The shape of snow
Published 6:15 am Tuesday, December 26, 2017
Snow is a weather event that is either loved or loathed, with not much middle ground. There is no denying however that a gently falling snow is a beautiful, serene sight. As with most things in nature, snow is a more complex phenomenon than it appears.
Snow starts high in the frozen tops of large thick clouds, where minute ice crystals form from water vapor in temperatures below minus 40 degrees. These crystals gradually grow and cling together until they become heavy enough to fall as snowflakes. If the temperature stays below freezing all the way, the snowflakes reach the ground intact, growing larger on their way down.
Snow crystals come in a variety of forms, including needles, hexagons, columns, prisms, and six-pointed stars. The shape depends on the air temperature in which they fall. The star-shaped crystal what everyone mentally pictures as a “snowflake”, and is technically called a “dendritic crystal.” They form in fairly moist air at temperatures around 5°F. The old saying that no two snowflakes are alike is technically true. The growth of crystals involves a complicated mix of evaporation, condensation, sublimation (the direct conversion of water vapor to ice), and deposition around a tiny hexagonal ice nucleus.
The shape of snow readily demonstrates its origin as water. All snow crystals are six-sided, a shape derived directly from the triangular template of the water molecule. The central oxygen and its two bound hydrogen atoms form a bulbous triangle, the basic unit of all shapes of frozen water.
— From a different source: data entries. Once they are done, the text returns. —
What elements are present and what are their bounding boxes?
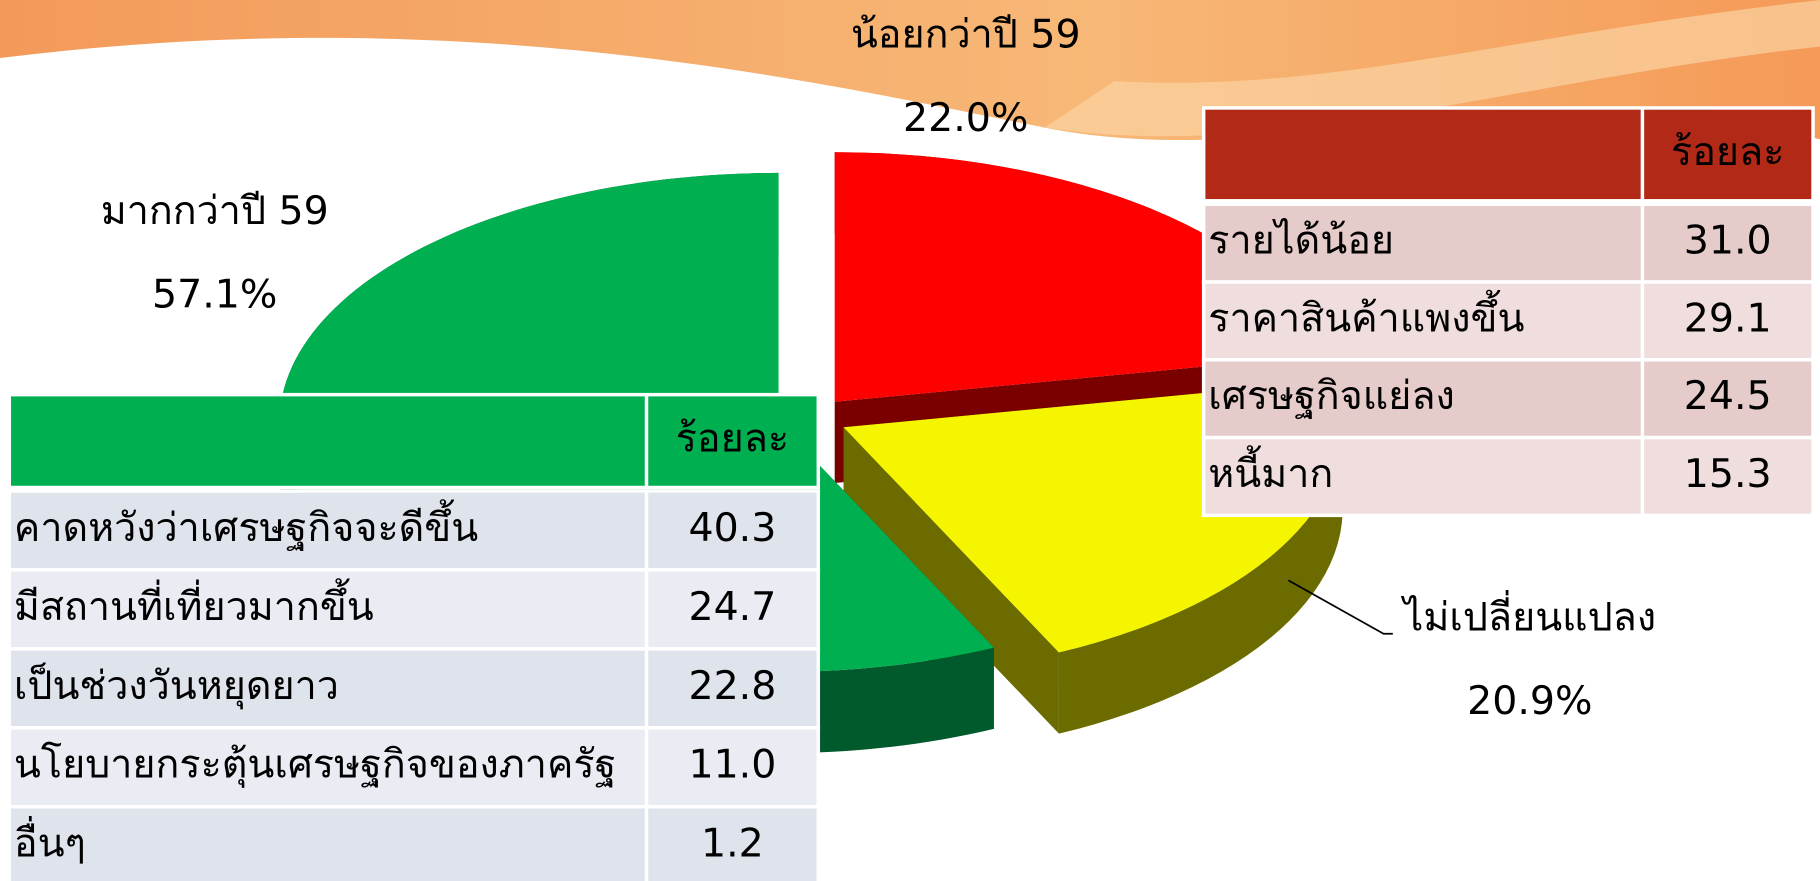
table-cell-value: 22.8 (688, 663, 776, 709)
table-row-bg (7, 804, 821, 881)
table-cell-label: รายได้น้อย (1208, 218, 1394, 264)
table-cell-label: หนี้มาก (1208, 445, 1333, 497)
table-row-bg (1201, 358, 1815, 440)
table-row-bg (7, 726, 821, 809)
slice-label: มากกว่าปี 59 (101, 188, 329, 234)
table-cell-value: 24.7 (688, 584, 776, 630)
slice-side (1058, 380, 1343, 734)
table-cell-value: 1.2 (701, 821, 764, 867)
table-row-bg (7, 568, 821, 651)
slice-label: น้อยกว่าปี 59 (851, 12, 1081, 58)
table-row-bg (1201, 280, 1815, 362)
header-wave-light (1044, 0, 1820, 137)
table-cell-label: คาดหวังว่าเศรษฐกิจจะดีขึ้น (14, 499, 478, 551)
table-cell-label: นโยบายกระตุ้นเศรษฐกิจของภาครัฐ (14, 742, 616, 789)
table-cell-label: มีสถานที่เที่ยวมากขึ้น (14, 578, 374, 630)
table-row-bg (1201, 435, 1815, 518)
table-cell-value: 11.0 (688, 742, 776, 788)
table-cell-label: เศรษฐกิจแย่ลง (1208, 373, 1455, 419)
table-header-bg (7, 392, 821, 490)
table-header: ร้อยละ (676, 416, 789, 462)
table-cell-value: 24.5 (1684, 373, 1772, 419)
table-cell-value: 31.0 (1684, 218, 1772, 264)
slice-wall (843, 427, 1059, 734)
table-header-bg (1201, 106, 1815, 203)
table-cell-value: 15.3 (1684, 451, 1772, 497)
value-label: 57.1% (152, 272, 277, 318)
table-cell-label: ราคาสินค้าแพงขึ้น (1208, 289, 1524, 341)
table-cell-label: เป็นช่วงวันหยุดยาว (14, 662, 339, 710)
table-header: ร้อยละ (1671, 129, 1784, 175)
slice-side (279, 172, 994, 754)
value-label: 20.9% (1467, 678, 1592, 724)
table-cell-value: 29.1 (1684, 295, 1772, 341)
slice-label: ไม่เปลี่ยนแปลง (1401, 589, 1657, 640)
table-row-bg (7, 647, 821, 730)
value-label: 22.0% (903, 95, 1028, 141)
leader-line (1287, 579, 1393, 635)
table-cell-value: 40.3 (688, 505, 776, 551)
table-row-bg (1201, 202, 1815, 284)
table-cell-label: อื่นๆ (14, 816, 86, 867)
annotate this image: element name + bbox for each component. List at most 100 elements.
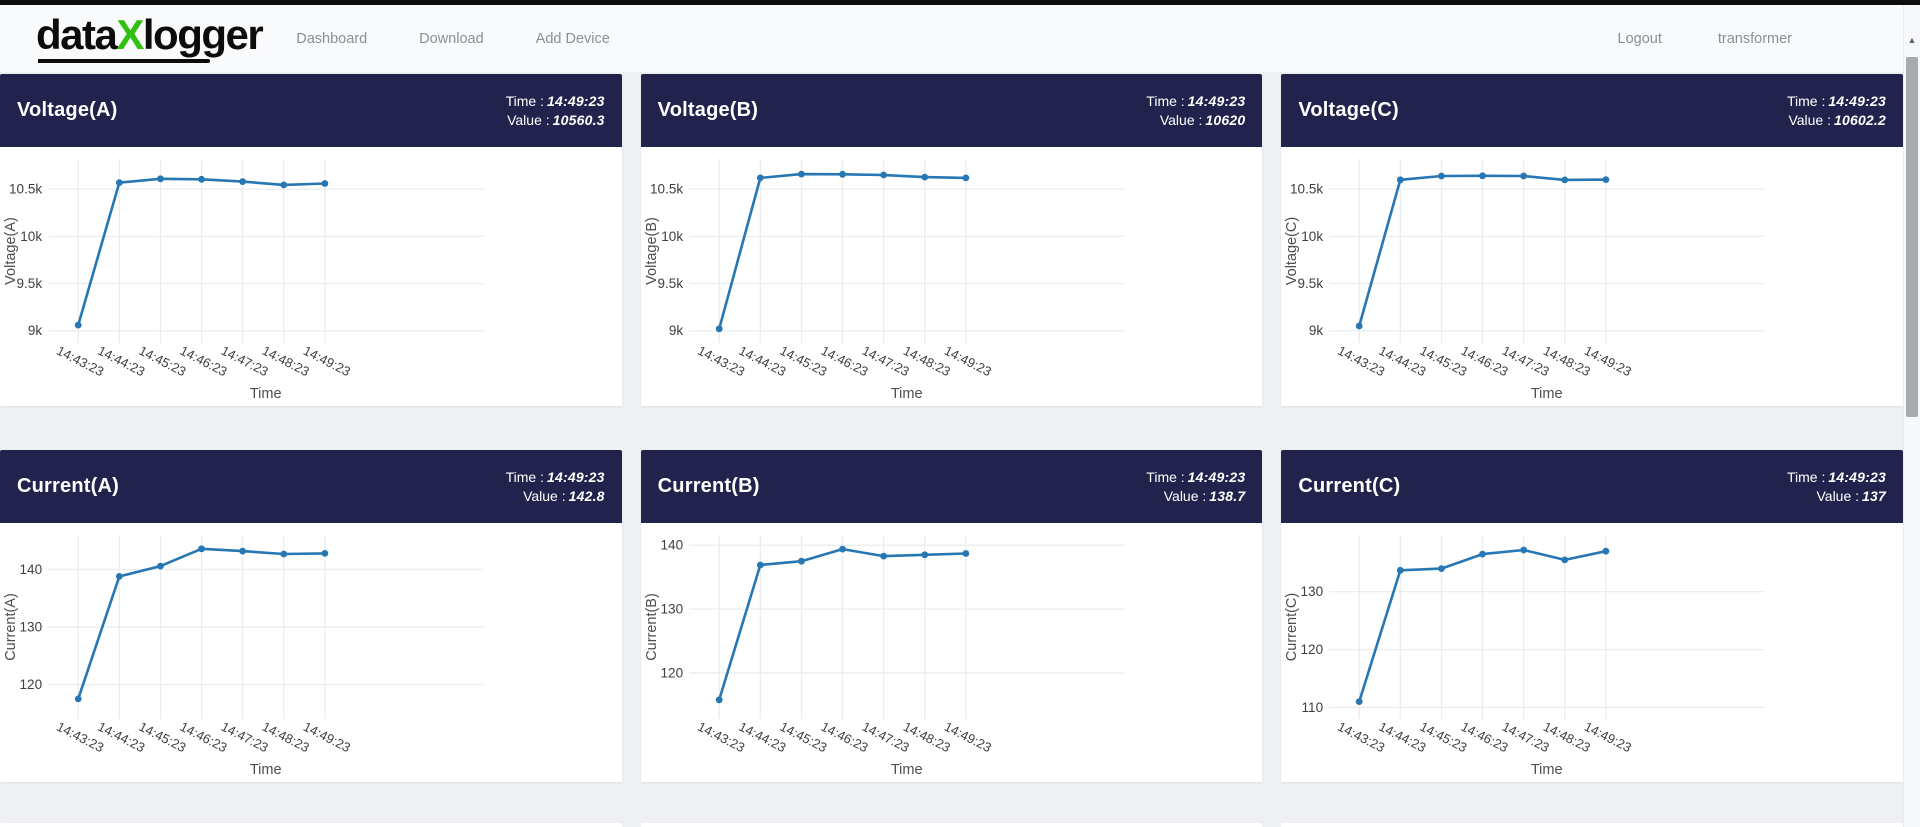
main-nav: Dashboard Download Add Device (296, 31, 610, 47)
page-scrollbar[interactable]: ▲ (1903, 5, 1920, 827)
username-link[interactable]: transformer (1717, 30, 1792, 47)
time-value: 14:49:23 (1187, 92, 1246, 109)
chart-canvas: 12013014014:43:2314:44:2314:45:2314:46:2… (3, 535, 484, 778)
logo-accent-x: X (116, 11, 144, 58)
svg-text:10.5k: 10.5k (1290, 182, 1323, 197)
svg-text:Voltage(C): Voltage(C) (1284, 217, 1300, 285)
svg-text:14:49:23: 14:49:23 (301, 343, 353, 379)
svg-text:120: 120 (20, 677, 43, 692)
svg-text:Current(B): Current(B) (644, 593, 660, 661)
svg-text:Current(A): Current(A) (3, 593, 19, 661)
chart-canvas: 9k9.5k10k10.5k14:43:2314:44:2314:45:2314… (3, 159, 484, 402)
svg-text:130: 130 (660, 602, 683, 617)
line-chart[interactable]: 120 130 140 14:43:23 14:44:23 14:45:23 14:46:2… (640, 523, 1263, 782)
line-chart[interactable]: 9k 9.5k 10k 10.5k 14:43:23 14:44:23 14:45:23 14… (1281, 147, 1903, 406)
chart-card-header: Voltage(A) Time :14:49:23 Value :10560.3 (0, 74, 622, 147)
top-black-strip (0, 0, 1920, 5)
chart-card: Current(A) Time :14:49:23 Value :142.8 1… (0, 450, 622, 782)
chart-card: Voltage(B) Time :14:49:23 Value :10620 9… (640, 74, 1263, 406)
value-value: 10602.2 (1833, 111, 1886, 128)
chart-meta: Time :14:49:23 Value :10620 (1146, 92, 1245, 130)
svg-text:120: 120 (660, 666, 683, 681)
chart-meta: Time :14:49:23 Value :138.7 (1146, 468, 1245, 506)
chart-card: Current(B) Time :14:49:23 Value :138.7 1… (640, 450, 1263, 782)
svg-text:10k: 10k (661, 229, 683, 244)
value-value: 10560.3 (552, 111, 605, 128)
next-row-card-peek (640, 823, 1263, 827)
chart-canvas: 9k9.5k10k10.5k14:43:2314:44:2314:45:2314… (1284, 159, 1765, 402)
value-label: Value : (1163, 487, 1207, 504)
chart-canvas: 12013014014:43:2314:44:2314:45:2314:46:2… (644, 535, 1124, 778)
svg-text:14:49:23: 14:49:23 (301, 719, 353, 755)
app-logo[interactable]: dataXlogger (36, 11, 264, 63)
time-label: Time : (1786, 468, 1826, 485)
svg-text:140: 140 (20, 562, 43, 577)
chart-title: Voltage(A) (17, 99, 118, 121)
line-chart[interactable]: 110 120 130 14:43:23 14:44:23 14:45:23 14:46:2… (1281, 523, 1903, 782)
value-value: 10620 (1205, 111, 1246, 128)
chart-meta: Time :14:49:23 Value :137 (1787, 468, 1886, 506)
nav-item-add-device[interactable]: Add Device (535, 30, 610, 47)
svg-text:9.5k: 9.5k (1298, 276, 1324, 291)
time-value: 14:49:23 (547, 92, 605, 109)
line-chart[interactable]: 120 130 140 14:43:23 14:44:23 14:45:23 14:46:2… (0, 523, 622, 782)
chart-card-header: Voltage(B) Time :14:49:23 Value :10620 (640, 74, 1263, 147)
svg-text:130: 130 (1301, 584, 1324, 599)
svg-text:Time: Time (250, 386, 282, 402)
value-label: Value : (1816, 487, 1860, 504)
time-value: 14:49:23 (1828, 92, 1886, 109)
time-label: Time : (505, 92, 544, 109)
chart-meta: Time :14:49:23 Value :10560.3 (506, 92, 605, 130)
chart-card-header: Voltage(C) Time :14:49:23 Value :10602.2 (1281, 74, 1903, 147)
svg-text:Time: Time (1531, 762, 1563, 778)
chart-title: Current(C) (1298, 475, 1401, 497)
nav-item-dashboard[interactable]: Dashboard (296, 30, 368, 47)
time-value: 14:49:23 (547, 468, 605, 485)
svg-text:Voltage(A): Voltage(A) (3, 217, 19, 285)
svg-text:14:49:23: 14:49:23 (1582, 719, 1634, 755)
svg-text:9.5k: 9.5k (657, 276, 683, 291)
time-value: 14:49:23 (1828, 468, 1886, 485)
svg-text:Voltage(B): Voltage(B) (644, 217, 660, 285)
logo-underline (38, 59, 210, 63)
nav-item-download[interactable]: Download (419, 30, 484, 47)
svg-text:Time: Time (250, 762, 282, 778)
next-row-peek (0, 823, 1903, 827)
chart-canvas: 9k9.5k10k10.5k14:43:2314:44:2314:45:2314… (644, 159, 1124, 402)
line-chart[interactable]: 9k 9.5k 10k 10.5k 14:43:23 14:44:23 14:45:23 14… (640, 147, 1263, 406)
chart-card-header: Current(B) Time :14:49:23 Value :138.7 (640, 450, 1263, 523)
logout-link[interactable]: Logout (1617, 30, 1662, 47)
svg-text:Time: Time (891, 762, 923, 778)
chart-meta: Time :14:49:23 Value :142.8 (506, 468, 605, 506)
svg-text:10.5k: 10.5k (9, 182, 42, 197)
chart-card-header: Current(C) Time :14:49:23 Value :137 (1281, 450, 1903, 523)
header-right: Logout transformer (1618, 31, 1881, 47)
value-label: Value : (523, 487, 566, 504)
chart-title: Voltage(C) (1298, 99, 1399, 121)
svg-text:Time: Time (1531, 386, 1563, 402)
chart-title: Current(A) (17, 475, 119, 497)
svg-text:10.5k: 10.5k (650, 182, 683, 197)
svg-text:130: 130 (20, 620, 43, 635)
chart-title: Current(B) (657, 475, 760, 497)
svg-text:9k: 9k (668, 323, 683, 338)
time-label: Time : (1146, 468, 1185, 485)
scrollbar-up-arrow-icon[interactable]: ▲ (1907, 35, 1917, 45)
chart-meta: Time :14:49:23 Value :10602.2 (1787, 92, 1886, 130)
svg-text:14:49:23: 14:49:23 (942, 719, 994, 755)
chart-canvas: 11012013014:43:2314:44:2314:45:2314:46:2… (1284, 535, 1765, 778)
chart-title: Voltage(B) (657, 99, 759, 121)
svg-text:Time: Time (891, 386, 923, 402)
logo-text-right: logger (142, 11, 264, 58)
chart-card: Voltage(A) Time :14:49:23 Value :10560.3… (0, 74, 622, 406)
svg-text:14:49:23: 14:49:23 (1582, 343, 1634, 379)
svg-text:10k: 10k (1302, 229, 1324, 244)
next-row-card-peek (1281, 823, 1903, 827)
value-label: Value : (1159, 111, 1203, 128)
time-value: 14:49:23 (1187, 468, 1246, 485)
svg-text:Current(C): Current(C) (1284, 593, 1300, 661)
app-header: dataXlogger Dashboard Download Add Devic… (0, 5, 1920, 73)
chart-card: Voltage(C) Time :14:49:23 Value :10602.2… (1281, 74, 1903, 406)
line-chart[interactable]: 9k 9.5k 10k 10.5k 14:43:23 14:44:23 14:45:23 14… (0, 147, 622, 406)
scrollbar-thumb[interactable] (1906, 57, 1918, 417)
Dry powdery snow falls when temperatures are so low that the falling crystals do not melt and refreeze when they touch each other and so do not form large soft flakes. Dry snow is very light and ideal for skiing. Wet snow is composed of crystals that have melted and refrozen together to form fluffy, soft flakes. It sticks together and makes good snowballs and snowmen. Around 36 inches of dry snow and 7 inches of wet snow have a water content equal to 1 inch of rain.
Steve Roark is the area forester in Tazewell, Tennessee, for the Tennessee Department of Agriculture, Forestry Division.